We're moving forward with A Separate Peace. I hope you enjoyed the bit of the movie we were able to see thus far. I feel that allowing you to see what is happening in conjunction with reading it, really helps to meld the story into something truly amazing!

When we left last week, we see Gene making a bit of a transformation. I know many of us were awestruck (or even creeped out) with him putting on Gene's pink shirt. The more I go back and read it, the better I understand exactly what is happening...by putting on Finny’s clothes and mimicking Finny’s expressions in the mirror, Gene has blurred the line that separates his own identity from that of his "best friend". To look at this from a psychologist POV, one could argue that to alleviate his guilt about "pushing" Finny from the tree, Gene seeks to escape his "self" and find refuge in someone else’s identity. Moreover, while becoming Finny allows Gene to escape his own guilty conscience, it also enables him to eradicate the feelings at the base of that guilt. Gene feels guilty about the accident because he knows how envious he was of Finny and cannot help but wonder if his envy somehow influenced his actions. Here's the really twisted part, by dressing up as Finny, Gene has purged himself of this envy by becoming the very object of it. :::GASP:::


These next two chapters bring us into the Fall, Senior year for our boys at Devon. Finny has not yet returned to the school, and Gene is conveniently without a roommate. Across the hall a new foe has moved into Leper's room....Brinker! (In the movie, Chet and Brinker are combined into one character!) AND Gene tries to take up a new extra curricular, crew. Does anyone know what crew is?  We are also introduced to Cliff Quakenbush, the bully type character of Devon. What kind of high school/teenage novel would this be without a bully? With Finny still MIA from Devon, many of the others start to question Gene and his "side" of what happened that day on the river. I wonder what will happen!

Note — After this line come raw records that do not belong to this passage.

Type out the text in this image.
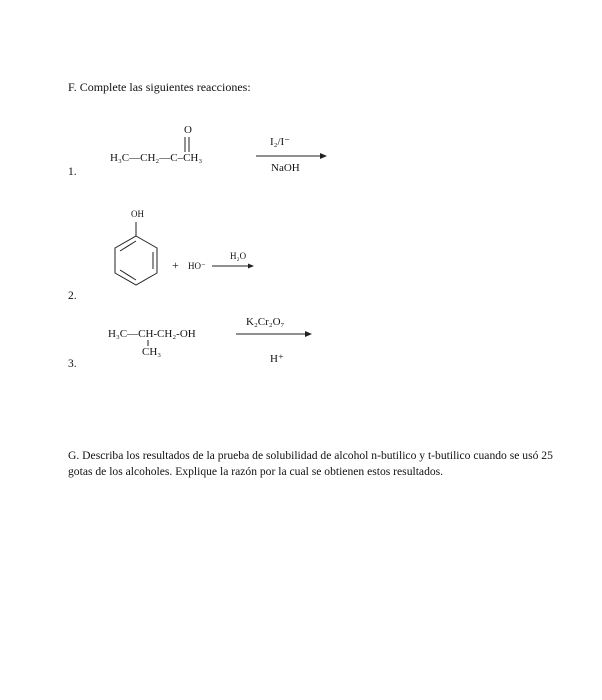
F. Complete las siguientes reacciones:
1.
O
H₃C—CH₂—C–CH₃
I₂/I⁻
NaOH
OH
+ HO⁻
H₂O
2.
H₃C—CH-CH₂-OH
CH₃
K₂Cr₂O₇
H⁺
3.
G. Describa los resultados de la prueba de solubilidad de alcohol n-butilico y t-butilico cuando se usó 25 gotas de los alcoholes. Explique la razón por la cual se obtienen estos resultados.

It is important to pay close attention to the symbolism behind the rivers at Devon: The shift in seasons from summer to winter parallels a more general shift in the novel’s mood from the carefree innocence that preceded Finny’s fall to a darker time in which a note of doom, associated with the coming war, grips the school. This shift is given a physical embodiment in the two rivers on campus. The fresh, clear, bubbling Devon River represents the summer session and its naïve carefree character. But this river flows into the salty, ugly, unpredictable Naguamsett, which is joined to the ocean and controlled by the large, global forces of the tides. This river can be seen as a symbol of a dawning era of bitter conflict and disempowerment for the boys.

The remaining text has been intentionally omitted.